The Dream Thieves (The Raven Cycle, #2)(94)



White, plastic, lenses dark as hell. Joseph Kavinsky’s — or maybe a copy. Who was to say what was real anymore?

Ronan put the white sunglasses onto Gansey’s face and regarded him once more. His face went somber for half a second, and then it dissolved into an absolutely wonderful and fearless laugh. The old Ronan Lynch’s laugh. No, it was better than that one, because this new one had just a hint of darkness beneath it. This Ronan knew there was crap in the world, but he was laughing anyway.

Gansey couldn’t help laughing along, rather more breathless. Somehow he had gone from such a terrible place to such a joyful one. He wasn’t sure that the feeling would be so profound if he hadn’t braced every bone in his body for an argument with Ronan. “Okay,” he said. “Okay, tell me.”

Ronan told him.

“Kavinsky?”

Ronan explained.

Gansey rested his cheek against the hot steering wheel. That, too, was comforting. He should have never gone without this car. He was never getting out of it again.

Joseph Kavinsky. Unbelievable.

“And what’s wrong with Cabeswater?”

Ronan shielded his eyes. “Me. Well, Kavinsky, actually. We’re taking all the energy from the line when we dream.”

“Solution?”

“Stop Kavinsky.”

They eyed each other.

“I don’t suppose,” Gansey said slowly, “that we could just ask him nicely.”

“Hey, Churchill tried to negotiate with Hitler.”

Gansey frowned. “Did he?”

“Probably.”

Letting out a huge breath, Gansey closed his eyes and let the steering wheel cook his face. This was home: Henrietta, the Pig, Ronan. Nearly. His thoughts darted toward Adam, toward Blue, and rabbited away.

“How was your party, man?” Ronan asked, kicking Gansey’s knee through the open door. “How’d Parrish do?”

Gansey opened his eyes. “Oh, he brought down the house.”





At about the same time that Gansey was donning a pair of white sunglasses, Blue biked two neighborhoods over from her house. She carried the Camaro wheel, the shield boss, and a small pink switchblade.

She was decidedly uncomfortable with the switchblade. Although she very much liked the idea of it — Blue Sargent, desperado; Blue Sargent, superhero; Blue Sargent, badass — she suspected that the only thing she would cut the first time she opened it was herself. But Maura had insisted.

“Switchblades are illegal,” Blue protested.

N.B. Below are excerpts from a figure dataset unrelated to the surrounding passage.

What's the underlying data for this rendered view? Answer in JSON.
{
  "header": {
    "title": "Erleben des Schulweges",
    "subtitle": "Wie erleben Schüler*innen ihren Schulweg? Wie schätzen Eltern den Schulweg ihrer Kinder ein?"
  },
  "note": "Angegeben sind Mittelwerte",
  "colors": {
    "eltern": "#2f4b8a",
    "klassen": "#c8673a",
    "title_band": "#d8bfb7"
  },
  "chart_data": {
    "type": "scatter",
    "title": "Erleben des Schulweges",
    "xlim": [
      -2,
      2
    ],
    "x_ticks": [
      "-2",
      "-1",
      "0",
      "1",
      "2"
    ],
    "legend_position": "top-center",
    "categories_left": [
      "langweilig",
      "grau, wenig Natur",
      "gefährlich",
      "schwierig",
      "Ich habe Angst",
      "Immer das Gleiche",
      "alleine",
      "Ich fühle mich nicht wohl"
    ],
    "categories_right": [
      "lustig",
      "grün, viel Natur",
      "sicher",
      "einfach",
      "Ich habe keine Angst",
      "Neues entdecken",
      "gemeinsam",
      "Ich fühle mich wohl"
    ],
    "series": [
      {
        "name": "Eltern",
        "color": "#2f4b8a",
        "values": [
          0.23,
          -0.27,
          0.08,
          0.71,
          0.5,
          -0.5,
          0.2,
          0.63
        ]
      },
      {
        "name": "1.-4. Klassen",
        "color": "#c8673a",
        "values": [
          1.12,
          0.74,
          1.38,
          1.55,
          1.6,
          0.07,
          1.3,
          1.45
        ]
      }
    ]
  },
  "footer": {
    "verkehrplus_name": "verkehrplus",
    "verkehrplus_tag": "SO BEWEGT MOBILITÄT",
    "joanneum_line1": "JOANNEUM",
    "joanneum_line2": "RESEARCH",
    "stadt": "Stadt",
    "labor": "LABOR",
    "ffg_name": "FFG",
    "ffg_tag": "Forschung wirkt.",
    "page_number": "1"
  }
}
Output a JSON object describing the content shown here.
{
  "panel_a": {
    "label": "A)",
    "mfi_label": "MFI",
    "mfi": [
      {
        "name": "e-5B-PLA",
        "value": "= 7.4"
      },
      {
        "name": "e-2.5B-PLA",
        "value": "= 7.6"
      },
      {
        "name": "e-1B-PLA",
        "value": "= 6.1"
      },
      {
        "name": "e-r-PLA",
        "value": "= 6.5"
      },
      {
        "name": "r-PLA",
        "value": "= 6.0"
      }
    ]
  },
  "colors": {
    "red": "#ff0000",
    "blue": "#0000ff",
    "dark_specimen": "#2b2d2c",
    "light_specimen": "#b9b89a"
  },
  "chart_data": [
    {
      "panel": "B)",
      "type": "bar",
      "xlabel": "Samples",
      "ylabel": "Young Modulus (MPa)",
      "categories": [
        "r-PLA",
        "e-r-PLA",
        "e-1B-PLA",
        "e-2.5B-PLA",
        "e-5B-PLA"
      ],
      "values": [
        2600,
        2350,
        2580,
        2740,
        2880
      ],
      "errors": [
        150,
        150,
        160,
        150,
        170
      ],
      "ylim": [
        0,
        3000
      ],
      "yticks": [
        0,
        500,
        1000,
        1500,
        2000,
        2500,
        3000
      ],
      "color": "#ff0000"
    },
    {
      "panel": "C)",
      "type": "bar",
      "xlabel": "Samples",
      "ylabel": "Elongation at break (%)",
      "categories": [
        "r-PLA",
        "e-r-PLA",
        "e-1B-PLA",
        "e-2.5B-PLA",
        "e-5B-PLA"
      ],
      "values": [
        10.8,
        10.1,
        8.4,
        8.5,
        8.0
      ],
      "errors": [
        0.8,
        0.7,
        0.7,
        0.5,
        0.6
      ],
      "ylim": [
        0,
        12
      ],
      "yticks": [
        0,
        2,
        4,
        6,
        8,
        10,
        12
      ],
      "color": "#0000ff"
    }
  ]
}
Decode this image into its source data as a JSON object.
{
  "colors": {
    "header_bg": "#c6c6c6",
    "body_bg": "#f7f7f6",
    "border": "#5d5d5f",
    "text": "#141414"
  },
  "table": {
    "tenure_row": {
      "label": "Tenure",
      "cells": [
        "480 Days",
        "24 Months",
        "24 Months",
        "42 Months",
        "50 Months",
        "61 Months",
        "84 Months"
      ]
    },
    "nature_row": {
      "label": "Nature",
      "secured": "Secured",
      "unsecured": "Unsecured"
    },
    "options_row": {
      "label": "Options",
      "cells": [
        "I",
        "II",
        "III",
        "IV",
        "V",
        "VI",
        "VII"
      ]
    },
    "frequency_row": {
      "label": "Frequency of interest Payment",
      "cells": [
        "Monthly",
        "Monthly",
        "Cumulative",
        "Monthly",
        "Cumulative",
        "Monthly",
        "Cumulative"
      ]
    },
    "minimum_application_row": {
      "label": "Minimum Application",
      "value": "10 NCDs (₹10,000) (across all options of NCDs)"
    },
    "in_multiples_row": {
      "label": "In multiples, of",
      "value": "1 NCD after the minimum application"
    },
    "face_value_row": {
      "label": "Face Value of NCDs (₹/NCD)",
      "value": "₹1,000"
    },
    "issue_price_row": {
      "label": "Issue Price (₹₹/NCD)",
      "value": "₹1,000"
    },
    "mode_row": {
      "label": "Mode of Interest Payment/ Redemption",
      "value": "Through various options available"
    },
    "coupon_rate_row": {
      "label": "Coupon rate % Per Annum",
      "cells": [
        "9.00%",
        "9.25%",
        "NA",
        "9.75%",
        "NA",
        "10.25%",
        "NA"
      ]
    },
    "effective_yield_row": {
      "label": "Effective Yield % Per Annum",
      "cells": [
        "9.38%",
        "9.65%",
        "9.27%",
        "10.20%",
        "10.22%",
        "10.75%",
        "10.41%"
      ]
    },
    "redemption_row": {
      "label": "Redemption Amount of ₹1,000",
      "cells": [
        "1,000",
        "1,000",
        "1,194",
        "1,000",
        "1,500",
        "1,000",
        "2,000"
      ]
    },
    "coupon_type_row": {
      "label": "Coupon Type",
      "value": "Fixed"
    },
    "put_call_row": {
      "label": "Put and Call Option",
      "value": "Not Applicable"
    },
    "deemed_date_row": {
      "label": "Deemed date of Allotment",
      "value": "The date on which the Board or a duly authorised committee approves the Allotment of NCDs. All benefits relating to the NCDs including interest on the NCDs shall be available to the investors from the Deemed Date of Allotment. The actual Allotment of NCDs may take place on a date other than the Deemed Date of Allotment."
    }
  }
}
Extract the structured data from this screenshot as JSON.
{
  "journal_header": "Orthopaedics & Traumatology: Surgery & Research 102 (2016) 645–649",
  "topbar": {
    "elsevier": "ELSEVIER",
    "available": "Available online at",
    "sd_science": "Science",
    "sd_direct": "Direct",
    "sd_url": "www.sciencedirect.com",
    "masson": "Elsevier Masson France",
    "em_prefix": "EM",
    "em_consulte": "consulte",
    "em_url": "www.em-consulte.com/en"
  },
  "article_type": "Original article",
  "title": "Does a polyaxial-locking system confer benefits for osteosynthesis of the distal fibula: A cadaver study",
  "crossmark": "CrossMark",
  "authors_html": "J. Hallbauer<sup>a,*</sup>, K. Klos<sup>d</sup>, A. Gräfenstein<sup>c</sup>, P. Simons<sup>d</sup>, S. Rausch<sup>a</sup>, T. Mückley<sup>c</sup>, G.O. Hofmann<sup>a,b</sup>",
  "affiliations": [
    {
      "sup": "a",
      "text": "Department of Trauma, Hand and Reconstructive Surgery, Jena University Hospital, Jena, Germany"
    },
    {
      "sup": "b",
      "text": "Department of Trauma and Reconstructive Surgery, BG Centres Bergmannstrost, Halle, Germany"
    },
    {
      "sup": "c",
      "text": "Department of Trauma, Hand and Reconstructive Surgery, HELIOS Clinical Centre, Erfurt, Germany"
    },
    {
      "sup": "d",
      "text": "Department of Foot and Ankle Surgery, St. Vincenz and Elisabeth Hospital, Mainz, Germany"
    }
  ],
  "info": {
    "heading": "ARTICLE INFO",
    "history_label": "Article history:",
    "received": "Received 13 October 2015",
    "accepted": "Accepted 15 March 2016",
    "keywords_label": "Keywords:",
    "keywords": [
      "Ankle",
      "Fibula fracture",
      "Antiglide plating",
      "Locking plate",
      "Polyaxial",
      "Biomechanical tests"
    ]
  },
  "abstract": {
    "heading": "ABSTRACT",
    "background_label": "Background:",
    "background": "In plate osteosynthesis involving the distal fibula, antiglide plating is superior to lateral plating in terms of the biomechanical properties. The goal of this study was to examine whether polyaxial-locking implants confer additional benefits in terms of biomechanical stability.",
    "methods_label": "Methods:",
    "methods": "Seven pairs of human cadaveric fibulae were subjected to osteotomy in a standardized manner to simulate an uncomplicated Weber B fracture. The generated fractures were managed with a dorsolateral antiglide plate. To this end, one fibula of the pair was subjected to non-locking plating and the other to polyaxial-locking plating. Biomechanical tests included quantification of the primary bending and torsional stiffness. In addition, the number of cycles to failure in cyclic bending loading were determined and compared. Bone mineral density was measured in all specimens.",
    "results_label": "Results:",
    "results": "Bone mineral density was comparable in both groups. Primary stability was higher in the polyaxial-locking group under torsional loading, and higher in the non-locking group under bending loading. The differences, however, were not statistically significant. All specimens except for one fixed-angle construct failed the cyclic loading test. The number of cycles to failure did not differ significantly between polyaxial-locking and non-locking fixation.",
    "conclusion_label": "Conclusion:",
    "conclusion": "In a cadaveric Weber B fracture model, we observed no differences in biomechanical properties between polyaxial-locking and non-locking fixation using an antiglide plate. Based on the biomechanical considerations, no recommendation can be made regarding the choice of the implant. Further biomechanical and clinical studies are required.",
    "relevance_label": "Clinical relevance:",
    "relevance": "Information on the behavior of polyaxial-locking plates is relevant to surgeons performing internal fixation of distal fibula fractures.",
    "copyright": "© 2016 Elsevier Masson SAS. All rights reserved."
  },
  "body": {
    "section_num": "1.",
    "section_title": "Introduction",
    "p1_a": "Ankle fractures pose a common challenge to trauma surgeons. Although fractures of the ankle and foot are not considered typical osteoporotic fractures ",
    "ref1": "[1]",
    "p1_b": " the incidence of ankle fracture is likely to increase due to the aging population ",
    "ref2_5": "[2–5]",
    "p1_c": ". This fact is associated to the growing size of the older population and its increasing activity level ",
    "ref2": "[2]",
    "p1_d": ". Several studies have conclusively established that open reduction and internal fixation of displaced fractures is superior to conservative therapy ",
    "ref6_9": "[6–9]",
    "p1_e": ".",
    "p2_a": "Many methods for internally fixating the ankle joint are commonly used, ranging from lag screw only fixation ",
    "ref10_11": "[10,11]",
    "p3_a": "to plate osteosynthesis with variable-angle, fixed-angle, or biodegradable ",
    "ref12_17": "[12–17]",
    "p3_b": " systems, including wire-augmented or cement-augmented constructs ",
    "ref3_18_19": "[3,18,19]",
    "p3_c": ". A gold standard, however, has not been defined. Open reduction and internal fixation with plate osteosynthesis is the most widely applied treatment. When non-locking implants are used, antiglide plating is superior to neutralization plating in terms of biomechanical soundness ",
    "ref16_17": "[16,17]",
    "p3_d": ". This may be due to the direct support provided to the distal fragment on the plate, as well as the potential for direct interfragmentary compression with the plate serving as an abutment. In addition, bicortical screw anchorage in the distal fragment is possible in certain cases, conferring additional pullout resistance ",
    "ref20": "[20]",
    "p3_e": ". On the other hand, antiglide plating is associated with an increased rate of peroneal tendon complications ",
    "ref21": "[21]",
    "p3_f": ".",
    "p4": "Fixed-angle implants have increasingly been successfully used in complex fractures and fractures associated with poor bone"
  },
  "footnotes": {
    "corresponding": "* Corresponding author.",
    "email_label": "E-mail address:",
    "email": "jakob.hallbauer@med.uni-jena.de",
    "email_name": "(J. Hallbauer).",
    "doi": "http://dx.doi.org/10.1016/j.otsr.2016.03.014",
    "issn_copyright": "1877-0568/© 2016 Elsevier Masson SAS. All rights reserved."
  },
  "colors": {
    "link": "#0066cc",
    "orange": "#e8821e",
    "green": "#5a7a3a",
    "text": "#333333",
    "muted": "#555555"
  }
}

“So’s crime,” Maura replied.

Crime was all the papers — yes, papers, plural, because against all reason, Henrietta had two of them — could talk about. All over town, increasingly fearful citizens reported break-ins. The accounts were conflicting, however — some said they had seen a single man, others two men, and still others said gangs of five or six.

“That means none of them are true,” Blue said scathingly. She was skeptical of mainstream journalism.

“Or all of them,” Maura replied.

“Did your hit-man boyfriend tell you that?”

Maura said, “He’s not my boyfriend.”

By the time Blue parked her bike outside the rambler where Calla took boxing lessons, she was feeling sticky and unappealing. The shaded lawn had no effect at all as she trudged across it to the door and rang the bell with her elbow.

“Hello, lady,” said Mike, the enormous man who taught Calla. He was as wide as Blue was tall — which, in all fairness, was not very wide. “Is that off a Corvette?”

Blue readjusted the pitted wheel beneath her arm. “Camaro.”

“What year?”

“Uh, 1973.”

“Ooh. Big block? 350?”

“Sure?”

“Nice, lady! Where’s the rest of it?”

“Out having a grand old time without me. Is Calla still here?”

Mike opened the door wider to admit Blue. “She’s just cooling down in the basement.”

Blue found Calla lying on the worn gray carpet in the basement, a generous and out-of-breath mountain of psychic. There were an astonishing number of punching bags hanging and stacked. Blue placed the Camaro wheel on Calla’s heaving stomach.

“Do your magic trick,” she ordered.

“How rude!” But Calla reached up to fold her hands over the top of the pocked metal. Her eyes were closed, so she couldn’t know what it was, but she said, “He’s not alone when he leaves the car behind.”

There was something chilling about the phrase. Leaves behind. It could have just meant “parked the car.” But it didn’t sound like that when Calla said it. It sounded like a synonym for abandon. And it seemed like it would take something pretty momentous to make Gansey abandon the Pig.

“When does it happen?”

“It already has,” Calla replied. Her eyes opened and fixed on Blue. “And it hasn’t yet. Time’s circular, chicken. We use the same parts of it over and over. Some of us more than others.”

“Wouldn’t we remember that?”

“I said time was circular,” Calla replied. “I didn’t say memories were.”

“You’re being creepy,” Blue said. “Maybe you mean to be, but in case you’re just being accidentally creepy, I thought I’d let you know.”